История о том, как штейгер стал переводчиком «Интернационала»

В 1943 году умер человек, с которого в некотором смысле и началась вся история. Звали его Аркадий (Арон) Коц, он окончил Горловское училище штейгеров, работал на многих шахтах Донбасса. И как-то так вышло, что он стал коммунистом. Многие евреи Донбасса того времени становились анархистами, а он пошел в большевики. И да – детство Аркадия Коца прошло в такой ужасающей нищете, что ему просто сам бог велел написать строчку: «Кто был ничем – тот станет всем».

В 1900 году в Париже при помощи центрального аппарата РСДРП(б) он окончил курс горных наук в политехническом институте, вернулся в Донбасс дипломированным инженером, поработал на американцев на металлургическом заводе товарищества «Унион» в Мариуполе и сделал судьбоносный шаг – перевел на русский язык французскую революционную песню «Интернационал», написанную видным анархистом и членом Парижской коммуны Эженом Потье.

О том, какое значение эта песня имела для всех левых сил в мире, говорят слова Владимира Ленина. Он писал в свое время: «Эта песня переведена на все европейские, и не только европейские языки… В какую бы страну ни попал сознательный рабочий, куда бы ни забросила его судьба, каким бы чужаком ни чувствовал он себя, без языка, без знакомых, вдали от родины, он может найти себе товарищей и друзей по знакомому напеву “Интернационала”».

То есть Аркадий Коц, по сути, «попал в десятку» своим переводом. С 1922 по 1943 год «Интернационал» в его версии был гимном Советского Союза.
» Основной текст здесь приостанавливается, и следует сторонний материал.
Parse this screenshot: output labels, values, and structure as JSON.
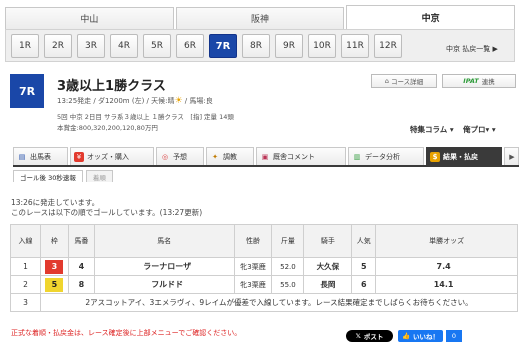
{
  "venues": [
    {
      "label": "中山",
      "active": false
    },
    {
      "label": "阪神",
      "active": false
    },
    {
      "label": "中京",
      "active": true
    }
  ],
  "races": [
    "1R",
    "2R",
    "3R",
    "4R",
    "5R",
    "6R",
    "7R",
    "8R",
    "9R",
    "10R",
    "11R",
    "12R"
  ],
  "active_race": "7R",
  "tokutei_link": "中京 払戻一覧 ▶",
  "race": {
    "number": "7R",
    "name": "3歳以上1勝クラス",
    "meta_prefix": "13:25発走 / ダ1200m (左) / 天候:晴",
    "meta_suffix": " / 馬場:良",
    "info1": "5回 中京 2日目 サラ系３歳以上 １勝クラス　[指] 定量 14頭",
    "info2": "本賞金:800,320,200,120,80万円"
  },
  "course_btn": "コース詳細",
  "ipat_logo": "IPAT",
  "ipat_btn": "連携",
  "tokusyu": "特集コラム ▾",
  "orepro": "俺プロ▾ ▾",
  "menu_tabs": [
    {
      "label": "出馬表",
      "icon": "▤"
    },
    {
      "label": "オッズ・購入",
      "icon": "¥"
    },
    {
      "label": "予想",
      "icon": "◎"
    },
    {
      "label": "調教",
      "icon": "✦"
    },
    {
      "label": "厩舎コメント",
      "icon": "▣"
    },
    {
      "label": "データ分析",
      "icon": "▥"
    },
    {
      "label": "結果・払戻",
      "icon": "$"
    },
    {
      "label": "",
      "icon": "▶"
    }
  ],
  "subtabs": {
    "goal": "ゴール後 30秒速報",
    "kakutei": "着順"
  },
  "notes": [
    "13:26に発走しています。",
    "このレースは以下の順でゴールしています。(13:27更新)"
  ],
  "table": {
    "headers": {
      "rank": "入線",
      "waku": "枠",
      "uma": "馬番",
      "name": "馬名",
      "sexage": "性齢",
      "weight": "斤量",
      "jockey": "騎手",
      "ninki": "人気",
      "odds": "単勝オッズ"
    },
    "rows": [
      {
        "rank": "1",
        "waku": "3",
        "uma": "4",
        "name": "ラーナローザ",
        "sexage": "牝3栗鹿",
        "weight": "52.0",
        "jockey": "大久保",
        "ninki": "5",
        "odds": "7.4"
      },
      {
        "rank": "2",
        "waku": "5",
        "uma": "8",
        "name": "フルドド",
        "sexage": "牝3栗鹿",
        "weight": "55.0",
        "jockey": "長岡",
        "ninki": "6",
        "odds": "14.1"
      }
    ],
    "remark_rank": "3",
    "remark": "2アスコットアイ、3エメラヴィ、9レイムが優差で入線しています。レース結果確定までしばらくお待ちください。"
  },
  "warning": "正式な着順・払戻金は、レース確定後に上部メニューでご確認ください。",
  "x_post": "ポスト",
  "fb_like": "いいね！",
  "fb_count": "0",
  "colors": {
    "accent": "#1a47a8",
    "waku3": "#e23a2e",
    "waku5": "#f0d52e",
    "warning": "#dd2222"
  }
}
В той стране к гимну относились серьезно. Особенно в первые тридцать лет существования первого в мире государства рабочих и крестьян. Это потом, начиная с хрущевских времен, на партийных собраниях коммунисты будут разевать по-рыбьи рты, изображая пение главных песен страны. В 1920–1940‑х люди берегли личное чувство к государственному гимну. Как к государственному флагу. Собственно, гимн как символ заменял собой и флаг при его отсутствии.

А еще гимн был музыкально-поэтическим воплощением идеи, в которую верили или, по крайней мере, старались верить. С «Интернационалом» на губах коммунисты шли на лед Кронштадта, покоряли пространства на лучших в мире самолетах, мерзли в палатках на Северном полюсе, сражались с фашистами в Испании, рвали жилы на стройках первых пятилеток, бросались в атаку в Великой Отечественной. «Интернационал» был находкой для советского агитпропа, что ни говори.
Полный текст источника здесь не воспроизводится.